A prática será punida com pena de reclusão, de 1 a 4 anos, e multa. Já os crimes de calúnia, difamação e injúria durante a propaganda eleitoral terão as penas aumentadas caso envolva discriminação de gênero.
Para onde avançar
O fortalecimento das políticas afirmativas é um avanço importante, mas os especialistas apontam que ainda há brechas nas ferramentas implementadas, além de avanços que ainda precisam ser feitos para continuar a diminuir o déficit de representatividade nos mandatos eletivos no País.
Fernandes Neto cita, por exemplo, que ainda não existem políticas afirmativas para incentivar a candidatura de povos indígenas. Além disso, ele aponta que a legislação que trata dos incentivos à participação de pessoas negras nas eleições ainda é "insuficiente".
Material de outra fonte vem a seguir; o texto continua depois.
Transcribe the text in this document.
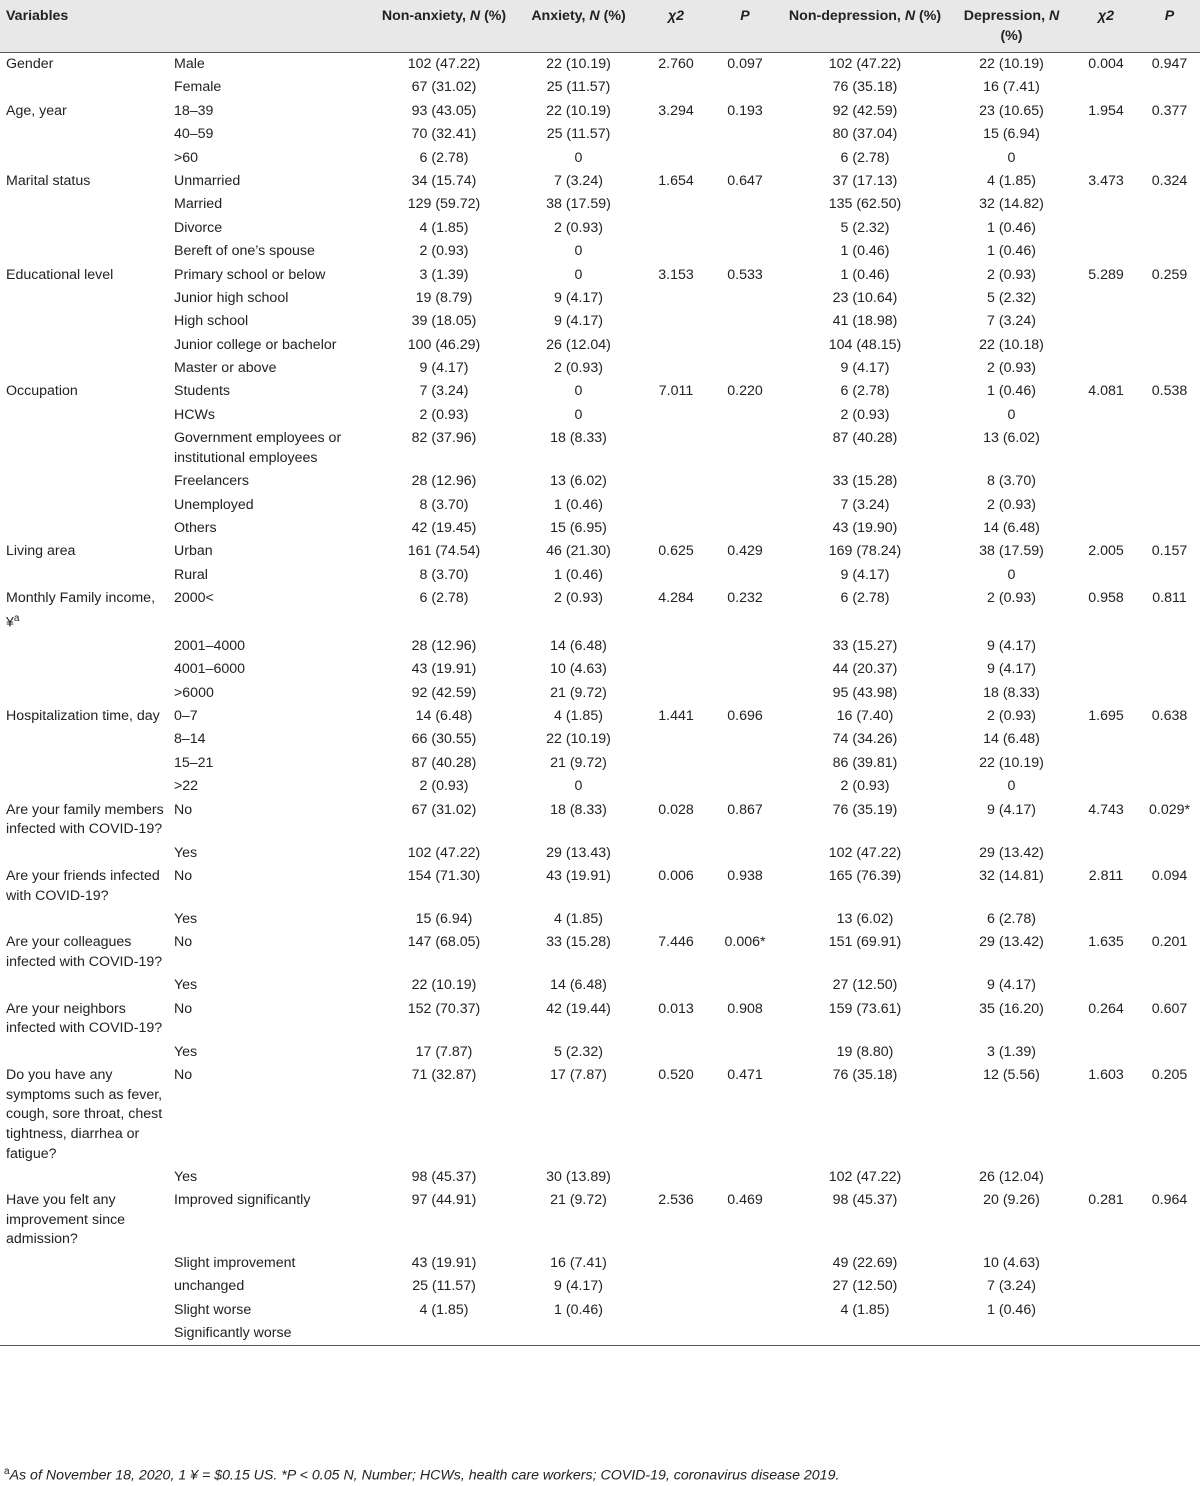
Variables		Non-anxiety, N (%)	Anxiety, N (%)	χ2	P	Non-depression, N (%)	Depression, N (%)	χ2	P
Gender	Male	102 (47.22)	22 (10.19)	2.760	0.097	102 (47.22)	22 (10.19)	0.004	0.947
	Female	67 (31.02)	25 (11.57)			76 (35.18)	16 (7.41)		
Age, year	18–39	93 (43.05)	22 (10.19)	3.294	0.193	92 (42.59)	23 (10.65)	1.954	0.377
	40–59	70 (32.41)	25 (11.57)			80 (37.04)	15 (6.94)		
	>60	6 (2.78)	0			6 (2.78)	0		
Marital status	Unmarried	34 (15.74)	7 (3.24)	1.654	0.647	37 (17.13)	4 (1.85)	3.473	0.324
	Married	129 (59.72)	38 (17.59)			135 (62.50)	32 (14.82)		
	Divorce	4 (1.85)	2 (0.93)			5 (2.32)	1 (0.46)		
	Bereft of one’s spouse	2 (0.93)	0			1 (0.46)	1 (0.46)		
Educational level	Primary school or below	3 (1.39)	0	3.153	0.533	1 (0.46)	2 (0.93)	5.289	0.259
	Junior high school	19 (8.79)	9 (4.17)			23 (10.64)	5 (2.32)		
	High school	39 (18.05)	9 (4.17)			41 (18.98)	7 (3.24)		
	Junior college or bachelor	100 (46.29)	26 (12.04)			104 (48.15)	22 (10.18)		
	Master or above	9 (4.17)	2 (0.93)			9 (4.17)	2 (0.93)		
Occupation	Students	7 (3.24)	0	7.011	0.220	6 (2.78)	1 (0.46)	4.081	0.538
	HCWs	2 (0.93)	0			2 (0.93)	0		
	Government employees or institutional employees	82 (37.96)	18 (8.33)			87 (40.28)	13 (6.02)		
	Freelancers	28 (12.96)	13 (6.02)			33 (15.28)	8 (3.70)		
	Unemployed	8 (3.70)	1 (0.46)			7 (3.24)	2 (0.93)		
	Others	42 (19.45)	15 (6.95)			43 (19.90)	14 (6.48)		
Living area	Urban	161 (74.54)	46 (21.30)	0.625	0.429	169 (78.24)	38 (17.59)	2.005	0.157
	Rural	8 (3.70)	1 (0.46)			9 (4.17)	0		
Monthly Family income, ¥$^a$	2000<	6 (2.78)	2 (0.93)	4.284	0.232	6 (2.78)	2 (0.93)	0.958	0.811
	2001–4000	28 (12.96)	14 (6.48)			33 (15.27)	9 (4.17)		
	4001–6000	43 (19.91)	10 (4.63)			44 (20.37)	9 (4.17)		
	>6000	92 (42.59)	21 (9.72)			95 (43.98)	18 (8.33)		
Hospitalization time, day	0–7	14 (6.48)	4 (1.85)	1.441	0.696	16 (7.40)	2 (0.93)	1.695	0.638
	8–14	66 (30.55)	22 (10.19)			74 (34.26)	14 (6.48)		
	15–21	87 (40.28)	21 (9.72)			86 (39.81)	22 (10.19)		
	>22	2 (0.93)	0			2 (0.93)	0		
Are your family members infected with COVID-19?	No	67 (31.02)	18 (8.33)	0.028	0.867	76 (35.19)	9 (4.17)	4.743	0.029*
	Yes	102 (47.22)	29 (13.43)			102 (47.22)	29 (13.42)		
Are your friends infected with COVID-19?	No	154 (71.30)	43 (19.91)	0.006	0.938	165 (76.39)	32 (14.81)	2.811	0.094
	Yes	15 (6.94)	4 (1.85)			13 (6.02)	6 (2.78)		
Are your colleagues infected with COVID-19?	No	147 (68.05)	33 (15.28)	7.446	0.006*	151 (69.91)	29 (13.42)	1.635	0.201
	Yes	22 (10.19)	14 (6.48)			27 (12.50)	9 (4.17)		
Are your neighbors infected with COVID-19?	No	152 (70.37)	42 (19.44)	0.013	0.908	159 (73.61)	35 (16.20)	0.264	0.607
	Yes	17 (7.87)	5 (2.32)			19 (8.80)	3 (1.39)		
Do you have any symptoms such as fever, cough, sore throat, chest tightness, diarrhea or fatigue?	No	71 (32.87)	17 (7.87)	0.520	0.471	76 (35.18)	12 (5.56)	1.603	0.205
	Yes	98 (45.37)	30 (13.89)			102 (47.22)	26 (12.04)		
Have you felt any improvement since admission?	Improved significantly	97 (44.91)	21 (9.72)	2.536	0.469	98 (45.37)	20 (9.26)	0.281	0.964
	Slight improvement	43 (19.91)	16 (7.41)			49 (22.69)	10 (4.63)		
	unchanged	25 (11.57)	9 (4.17)			27 (12.50)	7 (3.24)		
	Slight worse	4 (1.85)	1 (0.46)			4 (1.85)	1 (0.46)		
	Significantly worse								
$^a$As of November 18, 2020, 1 ¥ = $0.15 US. *P < 0.05 N, Number; HCWs, health care workers; COVID-19, coronavirus disease 2019.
"A maioria (das medidas afirmativas) é criada em decorrência de interpretações judiciais feitas pelo Supremo ou pelo TSE. Ainda é um pouco incipiente", ressalta. Apesar de admitir a importância das medidas adotadas até aqui, ele considera que é necessário que estas ações virem "política de estado".
A legislação torna estas medidas uma política de estado. (Além disso) Todos os Poderes têm que partir para outras inclusões no âmbito administrativo e social, não apenas restrita a eleição. Não adianta termos mais representantes na Câmara dos Deputados, mas termos poucos no Poder Executivo e no Judiciário
Fraudes às regras eleitorais
Outro problema que pode ser enfrentado são as tentativas de burlar as novas regras eleitorais, como os casos de candidaturas laranjas de mulheres que ocorreram nas eleições de 2018.
Apesar da Justiça Eleitoral ter aumentado a rigidez na punição - com a cassação da chapa inteira de partido que tenha uma candidatura fraudulenta comprovada -, o risco de novas tentativas de fraude são riscos para as eleições de 2022.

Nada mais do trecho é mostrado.